L’articolo 5 individua i contenuti minimi dei regolamenti del servizio di polizia locale, tra cui l’obbligo di prevedere dispositivi di tutela dell’incolumità del personale. L’elenco comprende: dispositivi di contenzione per il blocco dei polsi, giubbotti antitaglio e antiproiettile, cuscini per TSO, caschi e scudi. Inserita in sede referente la previsione di dispositivi di videosorveglianza indossabili (bodycam), idonei a registrare lo svolgimento dell’attività operativa.

Copertura finanziaria, il nodo del fondo e le osservazioni della Camera

Il Servizio Bilancio della Camera, nella verifica delle quantificazioni (documento n. 465 del 27 aprile 2026), ha segnalato alcune questioni aperte. In primo luogo, raccomanda di valutare l’opportunità di indicare nel testo l’importo dell’onere derivante dalla lettera g), stante che la relazione tecnica fornisce già parametri quantificabili: non più di 5.000 denunce annue e un indennizzo medio non superiore a 4.000 euro, per un onere totale stimato rientrante nei 20 milioni del fondo.

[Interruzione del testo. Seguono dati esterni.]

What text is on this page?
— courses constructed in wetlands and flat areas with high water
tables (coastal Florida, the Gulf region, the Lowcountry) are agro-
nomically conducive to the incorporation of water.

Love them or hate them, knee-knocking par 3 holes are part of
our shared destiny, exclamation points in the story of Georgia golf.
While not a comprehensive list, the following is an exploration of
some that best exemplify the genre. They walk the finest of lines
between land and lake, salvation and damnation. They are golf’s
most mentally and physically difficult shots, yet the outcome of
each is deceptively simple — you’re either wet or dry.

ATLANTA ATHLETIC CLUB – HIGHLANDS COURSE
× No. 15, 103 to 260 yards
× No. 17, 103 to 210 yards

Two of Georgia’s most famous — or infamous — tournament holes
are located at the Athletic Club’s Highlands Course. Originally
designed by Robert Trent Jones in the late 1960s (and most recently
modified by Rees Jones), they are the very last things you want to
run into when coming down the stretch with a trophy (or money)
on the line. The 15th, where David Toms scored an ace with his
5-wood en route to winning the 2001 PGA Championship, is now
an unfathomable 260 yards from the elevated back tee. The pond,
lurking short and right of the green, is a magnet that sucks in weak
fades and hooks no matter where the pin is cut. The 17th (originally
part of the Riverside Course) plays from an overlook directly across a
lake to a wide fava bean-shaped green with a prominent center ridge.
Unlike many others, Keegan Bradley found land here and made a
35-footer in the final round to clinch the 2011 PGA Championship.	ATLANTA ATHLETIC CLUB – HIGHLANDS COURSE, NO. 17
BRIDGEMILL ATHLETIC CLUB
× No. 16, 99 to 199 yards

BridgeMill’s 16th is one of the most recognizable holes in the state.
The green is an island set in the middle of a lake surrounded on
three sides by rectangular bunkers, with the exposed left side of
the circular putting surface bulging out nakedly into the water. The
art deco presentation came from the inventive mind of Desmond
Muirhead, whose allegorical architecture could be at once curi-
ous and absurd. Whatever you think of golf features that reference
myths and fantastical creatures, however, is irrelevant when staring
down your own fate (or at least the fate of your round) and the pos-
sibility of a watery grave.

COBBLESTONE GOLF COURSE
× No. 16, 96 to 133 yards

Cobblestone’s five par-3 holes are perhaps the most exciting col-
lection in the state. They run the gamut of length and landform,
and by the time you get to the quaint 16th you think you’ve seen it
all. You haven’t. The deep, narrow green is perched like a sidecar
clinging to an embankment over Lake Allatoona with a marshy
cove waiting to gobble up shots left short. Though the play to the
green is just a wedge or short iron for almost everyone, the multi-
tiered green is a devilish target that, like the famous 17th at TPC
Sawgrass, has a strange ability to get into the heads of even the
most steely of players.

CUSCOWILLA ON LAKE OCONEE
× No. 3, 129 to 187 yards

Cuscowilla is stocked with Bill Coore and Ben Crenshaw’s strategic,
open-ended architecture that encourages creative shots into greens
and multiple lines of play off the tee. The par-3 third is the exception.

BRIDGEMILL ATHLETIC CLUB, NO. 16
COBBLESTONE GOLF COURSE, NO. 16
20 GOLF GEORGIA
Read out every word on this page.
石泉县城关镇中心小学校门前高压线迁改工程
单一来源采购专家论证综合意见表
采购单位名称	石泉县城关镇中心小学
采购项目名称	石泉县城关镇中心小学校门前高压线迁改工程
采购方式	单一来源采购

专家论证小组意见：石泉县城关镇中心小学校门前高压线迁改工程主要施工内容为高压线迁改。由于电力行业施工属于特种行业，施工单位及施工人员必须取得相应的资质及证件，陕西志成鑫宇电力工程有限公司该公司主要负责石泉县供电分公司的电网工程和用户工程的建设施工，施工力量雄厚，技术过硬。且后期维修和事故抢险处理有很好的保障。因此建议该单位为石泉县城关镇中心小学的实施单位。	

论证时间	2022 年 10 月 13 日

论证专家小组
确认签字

Segnala inoltre la necessità di chiarimenti sui potenziali oneri aggiuntivi per gli enti locali derivanti dalle lettere i) (patrocinio legale), l) e m) (accesso ai sistemi informativi), per le quali non è stata fornita una quantificazione e non opera la clausola di invarianza finanziaria.

Quadro normativo che cambia, addio alla legge del 1986

L’intera riforma si innesta su un corpus normativo stratificato negli anni. La legge n. 65/1986, ancora in vigore, assegna al personale di polizia municipale quattro ordini di funzioni: polizia locale o amministrativa, polizia giudiziaria, polizia stradale e pubblica sicurezza. La giurisprudenza costituzionale ha nel tempo chiarito il riparto tra competenza statale (ordine pubblico e sicurezza ex art. 117, comma 2, lett. h, Cost.) e competenza regionale residuale (polizia amministrativa locale).

Il disegno di legge delega si propone di costruire una nuova cornice giuridica nazionale coerente, valorizzando al contempo le specificità locali e garantendo una collaborazione maggiormente strutturata con le forze di polizia dello Stato.

Cosa succede ora

Con l’approdo in Assemblea il 28 aprile 2026, il provvedimento entra nella fase decisiva del suo iter. Una volta approvato dalla Camera, il testo dovrà passare al Senato per la definitiva approvazione. In seguito il Governo avrà dodici mesi per adottare i decreti legislativi attuativi, che dovranno essere corredati di relazione tecnica e trasmessi alle Camere per i pareri parlamentari.

Per gli operatori di polizia locale, dopo quarant’anni di norme frammentate e update a rattoppo, si profila finalmente un riordino organico che promette di riconoscere la specificità professionale della categoria e di allinearla, almeno in parte, alle tutele già riconosciute alle forze di polizia dello Stato.